走投无路之下,习近平只好顺应现实,既然无法与时代和体制抗衡,那就加入它吧。与大部分消极怠工的知青不同,他在姨父姨妈的劝导下“好好干”起来,“我几乎那一年三百六十五天没有歇着,除了生病。下雨颳风我在窑洞里跟他们铡草,晚上跟着看牲口,然后跟他们去放羊,什么活都干,因为我那个时候扛两百斤麦子,十里山路我不换肩。”既然他的家庭被打入了另册,他就得付出比常人更大的努力才能“上进”。习近平入团,申请了八次;入党,申请了十次。一九七四年,二十一岁的习近平被获准入党.后来,他当了上村党支部书记。也许,延安是习仲勳当年干革命的根据地,虽然习仲勳早已被打倒,但老区民众感情纯朴,对习近平还比较宽厚。
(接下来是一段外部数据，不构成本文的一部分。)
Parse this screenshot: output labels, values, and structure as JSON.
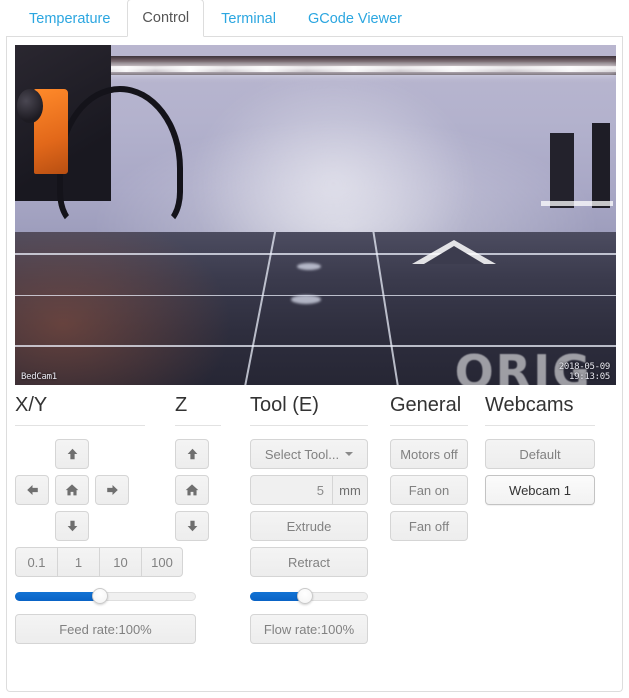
{
  "tabs": [
    {
      "label": "Temperature",
      "active": false
    },
    {
      "label": "Control",
      "active": true
    },
    {
      "label": "Terminal",
      "active": false
    },
    {
      "label": "GCode Viewer",
      "active": false
    }
  ],
  "webcam": {
    "stream_label": "BedCam1",
    "timestamp_date": "2018-05-09",
    "timestamp_time": "19:13:05",
    "bed_brand_text": "ORIG"
  },
  "controls": {
    "xy": {
      "heading": "X/Y",
      "up_icon": "arrow-up-icon",
      "left_icon": "arrow-left-icon",
      "home_icon": "home-icon",
      "right_icon": "arrow-right-icon",
      "down_icon": "arrow-down-icon",
      "steps": [
        "0.1",
        "1",
        "10",
        "100"
      ],
      "feedrate_slider_percent": 47,
      "feedrate_label": "Feed rate:100%"
    },
    "z": {
      "heading": "Z",
      "up_icon": "arrow-up-icon",
      "home_icon": "home-icon",
      "down_icon": "arrow-down-icon"
    },
    "tool": {
      "heading": "Tool (E)",
      "select_tool_label": "Select Tool...",
      "amount_value": "5",
      "amount_unit": "mm",
      "extrude_label": "Extrude",
      "retract_label": "Retract",
      "flowrate_slider_percent": 47,
      "flowrate_label": "Flow rate:100%"
    },
    "general": {
      "heading": "General",
      "motors_off_label": "Motors off",
      "fan_on_label": "Fan on",
      "fan_off_label": "Fan off"
    },
    "webcams": {
      "heading": "Webcams",
      "buttons": [
        {
          "label": "Default",
          "active": false
        },
        {
          "label": "Webcam 1",
          "active": true
        }
      ]
    }
  },
  "colors": {
    "tab_link": "#2ba6e0",
    "slider_fill": "#0d6ccb",
    "heading": "#333333",
    "button_text": "#818181"
  }
}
与刘晓波很少谈及知青的经历相反,在延安当知青成为习近平自豪的本钱,他多次自称是“黄土地的儿子”,他在那里找到人生目标,“对我的一生影响很大”。在一次人代会上,习近平对陕西的人大代表们说:“我是在延安入的党,是延安养育了我,培养了我,陕西是根,延安是魂,就像贺敬之那首《回延安》的诗里所描绘的:我曾经几回回梦里回延安。”至少在公开的表达中,看不到他对毛时代有什么反思。

作为党内斗争的牺牲品,习近平的父亲习仲勳被秘密关押十六年,所受之迫害远非仅为一名普通大学教师的刘晓波的父亲刘伶所能相比。习仲勳被释放的时候,白发苍苍,身体羸弱,已经认不出妻子和孩子了。但是,高干出身者,翻身的契机来得更快。等到中央政策稍有松动,习近平便有了改变命运的机会。一九七五年,在官方宣佈恢复高考之前两年,习近平被保送进清华大学成为第一批“工农兵学员”。梁家河村的村民石春阳回忆说,习近平爱读书,“那时候不通电,他就在煤油灯下看书,有时候吃饭也拿着书。他看书有个特点,喜欢把几本书摊在桌子上看,不让人动。有一次,我翻起来看了看他的书,他不让我动,说要是其他人动,他就生气了。他不仅比我们爱看书,和其他知青比也不太一样。”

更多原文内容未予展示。